Religious conflict has periodically cursed India, and its arrival in the tranquil hamlets of Dangs seems particularly dissonant. Far from the main roads, they are places out of another time, living to their own ancient rhythms and absorbing new faiths that the present has brought them.

Here in Jarsol, small barefoot children tend to the cows, while their mothers, balancing tin pots on their heads, walk to market with magisterial grace, and their fathers, wrapped in shawls against the chill, drive the ox carts.

Since the night of Dec. 30, when the Christian prayer hall on the hill was attacked, order has returned. Children wander curiously in the rubble. The partially burned wooden cross nailed to the gable dangles upside down.
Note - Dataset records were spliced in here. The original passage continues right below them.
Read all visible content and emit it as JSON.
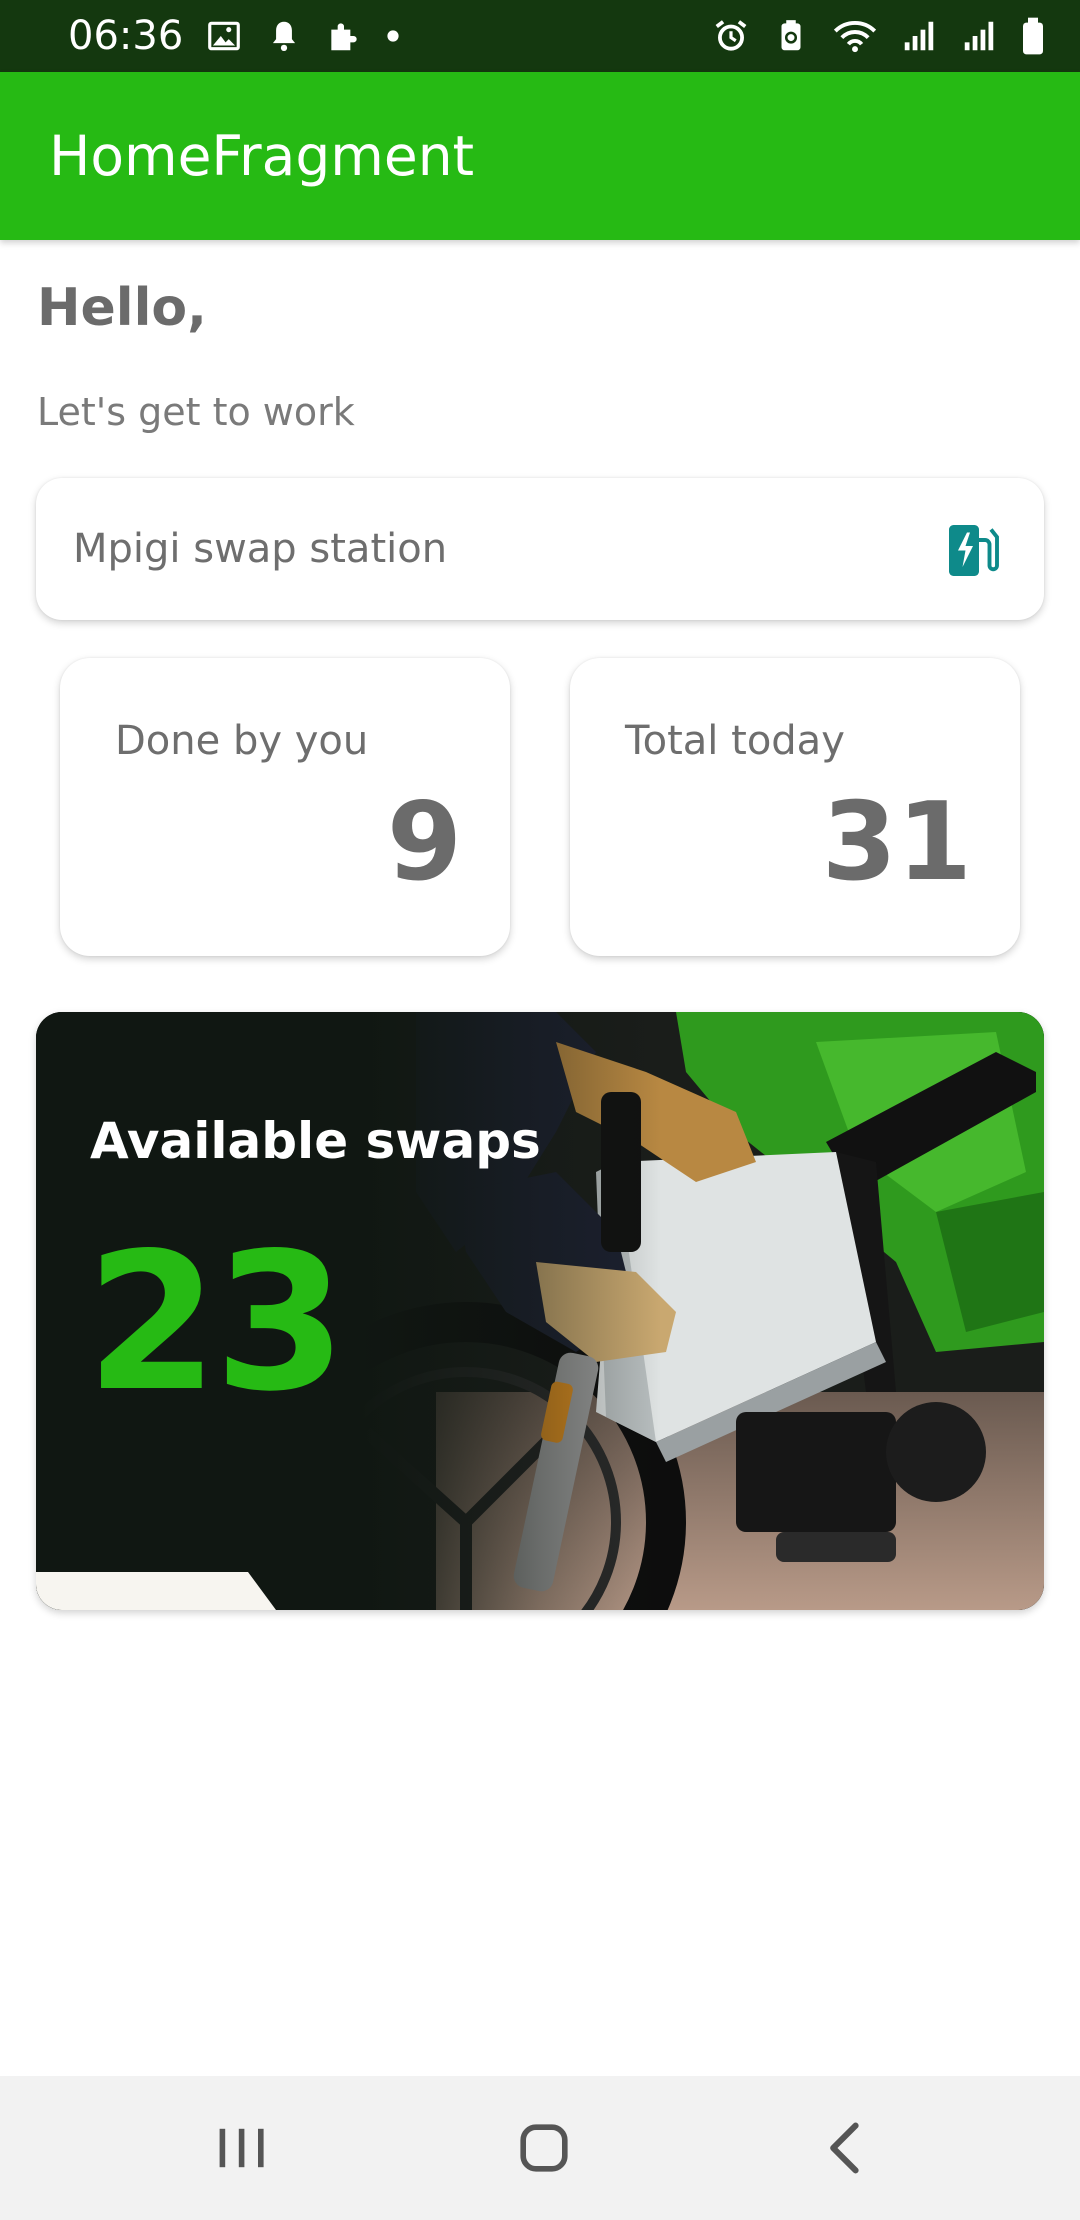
{
  "status_bar": {
    "time": "06:36",
    "left_icons": [
      "image-icon",
      "bell-icon",
      "puzzle-icon",
      "dot-icon"
    ],
    "right_icons": [
      "alarm-icon",
      "battery-saver-icon",
      "wifi-icon",
      "signal-icon",
      "signal-icon",
      "battery-icon"
    ]
  },
  "app_bar": {
    "title": "HomeFragment",
    "color": "#26ba14"
  },
  "greeting": {
    "title": "Hello,",
    "subtitle": "Let's get to work"
  },
  "station": {
    "name": "Mpigi swap station",
    "icon": "ev-station-icon",
    "icon_color": "#0e8a8a"
  },
  "stats": [
    {
      "label": "Done by you",
      "value": "9"
    },
    {
      "label": "Total today",
      "value": "31"
    }
  ],
  "swaps": {
    "title": "Available swaps",
    "value": "23",
    "value_color": "#26ba14",
    "image": "battery-swap-photo"
  },
  "nav_bar": {
    "buttons": [
      "recents-icon",
      "home-icon",
      "back-icon"
    ]
  }
}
Older Hindu villagers shook their heads at the trouble that they say outsiders have brought to Jarsol. Jivanbha Sindhe said Hindus and Christians have long lived together in brotherhood here. "Some people oppose the Christian religion, and some oppose the Hindu religion," he said. "That is the root cause of the problem. We are all poor."

Chandrya Soma, tall, gaunt and barefooted, stood nearby in a loin cloth and turban. The Christians join us in the Hindu festivals of Holi and Diwali, he said, and we respect their religion, too. A man of few words who did not know his age, Soma offered his own simple wisdom: "We all live in one village. What will we gain from fighting?"